The rush of agony that had overwhelmed him back in Vasili’s library had now faded to little more than a faint and distant throb. He swung his legs off the slab and the room reeled around him. Catching hold of the edge of the slab, he waited until the worst of the dizziness had passed, then lowered his feet to the ground and stood gently.
He felt too light to be back on Temur. More than likely, he was still on Vanaheim. But wherever he was, the climate was much warmer than it had been on Vasili’s island.
Something went thump on the far side of the room.
Luc tensed, listening, then heard the same sound again after an interval of maybe twenty seconds. It sounded like someone dropping a sack of grain onto the room’s tiled floor.
He moved with caution in the direction the sound had come from, keeping one hand out in case he took another dizzy turn. He stepped past a cabinet at the other side of the room, not far from the exit, and found himself looking at a shaven-headed man standing facing the wall, bent-over as if studying something lying on the floor. His arms hung straight down, knuckles nearly grazing the tiles.
‘Hello?’ Luc asked uncertainly.
No answer.
The man wore a shapeless and filthy smock that reached down to his bare feet, and stood perfectly still, as if his bones had locked into place and he could no longer stand straight.
‘Hello?’ Luc asked again. ‘Can you tell me where I am?’
No answer. Somehow he hadn’t really expected one.
He watched as the bent figure took a sudden step forward, banging his head into the wall with some force.
Despite a burgeoning sense of dread, Luc stepped closer, putting one hand on the man’s shoulder and pulling him around. Instead of eyes, grey metal ovals studded with pin-like extensions protruded from between the man’s eyelids, while much of his lower jaw had been removed entirely and replaced with some kind of machinery with a steel grille built into the front. His flesh was mottled and twisted where it had been fused to plastic and metal.
A moan emerged from the creature’s mouth-grille, full of terrible pain and unfathomable anguish.
Luc stumbled backwards, his heart hammering with shock. The misshapen figure turned away from him once more and resumed ramming its head against the wall.
Luc fled, running through the sunlit exit, desperate to get away from the misshapen creature. But rather than finding himself outside as he had expected, he instead found himself standing at one end of a greenhouse filled with a stunning variety of flora. The air tasted moist and peaty.
He shaded his eyes against the sunlight streaming in through the panes overhead and saw Zelia de Almeida standing further down a narrow path. A mechant hovered by her side, a straw basket incongruously clutched in one of its many manipulators. He watched as de Almeida took a small cutting from the branch of a tree, placing it in the basket.

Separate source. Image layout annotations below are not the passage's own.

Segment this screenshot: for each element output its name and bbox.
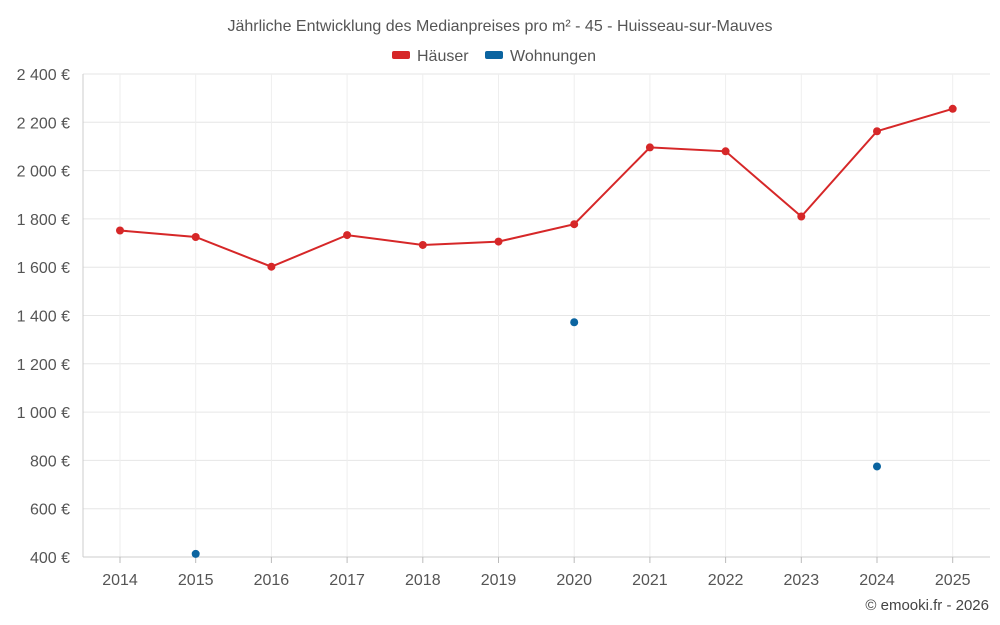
- x-tick-label: 2015: [178, 572, 214, 589]
- y-axis-ticks: 400 € 600 € 800 € 1 000 € 1 200 € 1 400 € 1 60…: [17, 67, 70, 567]
- chart-title: Jährliche Entwicklung des Medianpreises …: [227, 18, 772, 35]
- point-haeuser-2024[interactable]: [873, 127, 881, 136]
- y-tick-label: 1 200 €: [17, 357, 70, 374]
- point-haeuser-2015[interactable]: [191, 233, 200, 242]
- point-haeuser-2019[interactable]: [494, 237, 503, 246]
- x-tick-label: 2021: [632, 572, 668, 589]
- point-wohnungen-2015[interactable]: [191, 549, 200, 558]
- x-tick-label: 2020: [556, 572, 592, 589]
- y-tick-label: 1 600 €: [17, 260, 70, 277]
- x-tick-label: 2025: [935, 572, 971, 589]
- point-haeuser-2022[interactable]: [721, 147, 730, 156]
- point-haeuser-2023[interactable]: [797, 212, 806, 221]
- series-points: [116, 104, 957, 558]
- point-haeuser-2025[interactable]: [948, 104, 957, 113]
- y-tick-label: 1 800 €: [17, 212, 70, 229]
- legend-swatch-haeuser[interactable]: [392, 51, 410, 59]
- series-lines: [119, 107, 953, 268]
- x-tick-label: 2018: [405, 572, 441, 589]
- y-tick-label: 2 000 €: [17, 164, 70, 181]
- legend-label-haeuser[interactable]: Häuser: [417, 48, 469, 65]
- point-haeuser-2017[interactable]: [343, 231, 352, 240]
- series-line-haeuser: [119, 107, 953, 268]
- x-tick-label: 2016: [254, 572, 290, 589]
- credit: © emooki.fr - 2026: [865, 597, 989, 614]
- x-tick-label: 2019: [481, 572, 517, 589]
- point-haeuser-2016[interactable]: [267, 262, 276, 271]
- x-tick-label: 2024: [859, 572, 895, 589]
- point-haeuser-2020[interactable]: [570, 220, 579, 229]
- point-wohnungen-2024[interactable]: [873, 462, 881, 471]
- x-axis-ticks: 2014 2015 2016 2017 2018 2019 2020 2021 2022 2023…: [102, 557, 971, 589]
- y-tick-label: 1 000 €: [17, 405, 70, 422]
- legend-swatch-wohnungen[interactable]: [485, 51, 503, 59]
- axes: [82, 74, 990, 558]
- x-tick-label: 2022: [708, 572, 744, 589]
- x-tick-label: 2023: [784, 572, 820, 589]
- legend: Häuser Wohnungen: [392, 48, 596, 65]
- y-tick-label: 2 200 €: [17, 115, 70, 132]
- point-haeuser-2014[interactable]: [116, 226, 124, 235]
- grid: [83, 73, 990, 558]
- y-tick-label: 600 €: [30, 502, 70, 519]
- y-tick-label: 400 €: [30, 550, 70, 567]
- point-haeuser-2021[interactable]: [645, 143, 654, 152]
- point-haeuser-2018[interactable]: [418, 240, 427, 249]
- y-tick-label: 2 400 €: [17, 67, 70, 84]
- x-tick-label: 2017: [329, 572, 365, 589]
- legend-label-wohnungen[interactable]: Wohnungen: [510, 48, 596, 65]
- y-tick-label: 800 €: [30, 453, 70, 470]
- point-wohnungen-2020[interactable]: [570, 318, 579, 327]
- y-tick-label: 1 400 €: [17, 309, 70, 326]
- x-tick-label: 2014: [102, 572, 138, 589]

The tree shivered in response, its lower branches weaving in slow patterns that somehow suggested distress. De Almeida reached out again, grasping hold of a slim branch. It tried to pull away from her, but she had too firm a hold on it. He watched as she snipped the branch off with a small pair of secateurs.
The tree shivered more violently than before, and Zelia murmured something inaudible to the mechant. In that same moment, another faceless monstrosity, identical to the one Luc had just encountered, appeared at the far end of the path, another straw basket clutched in its hand.
Luc watched dry-mouthed as the figure shambled along a connecting path, and out of sight.
‘Ah, there you are.’
He looked back at Zelia. She was peeling off a pair of gloves, dropping them into the mechant’s basket.
‘Where am I?’ he asked.
Zelia gestured to the mechant, and it moved down the path away from him. ‘I brought you to my home,’ she replied, stepping towards him. ‘Call me paranoid, but I didn’t want to take a chance somebody might have interfered with you.’